Snyder and the Redskins are pursuing a path specifically designed to chill speech regarding trademarks a corporation might have in place.

It doesn’t chill someone just protesting the trademark. It only perhaps chills someone actually trying to get it removed.

If the Redskins did not name these people as defendants, would the lawsuit even be valid? See this Popehat article from just yesterday, where a business was forced to name people who objected to a zoning change as defendants if they wanted to appeal the zoning decision.

And the Redskins unquestionably have the right to file this lawsuit. The TTAB refused to consider constitutional questions, and even if that wasn’t the case, administrative decisions can almost always be appealed to actual courts. Can you imagine for one second that if the Redskins had filed this and NOT named those activists as defendants, that the activists wouldn’t have tried injecting themselves into that lawsuit anyway?

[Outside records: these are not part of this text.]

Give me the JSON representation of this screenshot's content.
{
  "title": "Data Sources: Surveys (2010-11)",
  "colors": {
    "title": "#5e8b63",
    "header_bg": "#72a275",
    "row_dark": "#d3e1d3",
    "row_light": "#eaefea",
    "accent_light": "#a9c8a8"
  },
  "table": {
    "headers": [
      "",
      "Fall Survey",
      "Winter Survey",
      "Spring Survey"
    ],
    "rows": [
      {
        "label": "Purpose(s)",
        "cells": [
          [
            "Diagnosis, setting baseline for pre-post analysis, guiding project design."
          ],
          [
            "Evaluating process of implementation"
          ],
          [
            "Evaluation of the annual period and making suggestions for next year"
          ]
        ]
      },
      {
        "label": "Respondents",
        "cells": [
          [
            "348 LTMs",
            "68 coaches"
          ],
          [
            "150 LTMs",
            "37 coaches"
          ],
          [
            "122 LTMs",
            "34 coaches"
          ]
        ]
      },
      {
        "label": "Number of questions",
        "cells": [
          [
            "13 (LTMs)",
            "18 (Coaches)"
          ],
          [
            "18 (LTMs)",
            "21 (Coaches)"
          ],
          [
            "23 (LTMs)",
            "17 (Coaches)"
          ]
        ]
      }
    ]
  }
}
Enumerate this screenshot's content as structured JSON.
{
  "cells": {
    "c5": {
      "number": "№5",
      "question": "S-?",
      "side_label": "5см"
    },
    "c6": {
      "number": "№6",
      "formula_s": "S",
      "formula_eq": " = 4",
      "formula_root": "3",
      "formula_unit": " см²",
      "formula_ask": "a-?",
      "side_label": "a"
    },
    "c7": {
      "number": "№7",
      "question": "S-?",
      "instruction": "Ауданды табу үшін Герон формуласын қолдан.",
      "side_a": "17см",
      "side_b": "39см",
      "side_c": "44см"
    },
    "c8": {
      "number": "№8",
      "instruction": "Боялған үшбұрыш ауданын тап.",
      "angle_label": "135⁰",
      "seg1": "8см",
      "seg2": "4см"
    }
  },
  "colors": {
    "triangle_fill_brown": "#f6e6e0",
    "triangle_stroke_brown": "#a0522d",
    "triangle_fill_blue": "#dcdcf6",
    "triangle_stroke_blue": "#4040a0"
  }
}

The team’s lawyers apparently feel that using a lawsuit outside of its intended purpose is just fine in this case

As opposed to, say, using trademark law outside of its intended purpose to try to force a team to change its name?

Anonymous Coward says:

Re: I don't see the problem with this lawsuit

Someone finally made the right argument. The problem here seems likely to be the same as the issue addressed in Mr. White’s post: the ol’ saw that “the law is an ass.” The district court lawsuit defenders here, however, fall into two camps, both of which miss this point entirely.

The pro-Snyder Porkrinds seem to think that denial of trademark amounts to a First Amendment violation, which is obviously BS.

The Divine Brotherhood of Law argue that everything is as it should be, because this is The System, and The System is composed of Forms. This makes more sense, but it would be nice if the Brotherhood would occasionally allow that there are Forms of Crap.

Anonymous Coward says:

You are misrepresenting the “Divine Brotherhood of Law” position, I believe. If there were some identifiable problem with the procedure being followed, I’d be all in favor of calling out the flaw in the system.

But the only “problem” is being manufactured by people who do not understand the system and are, therefore, misrepresenting the system.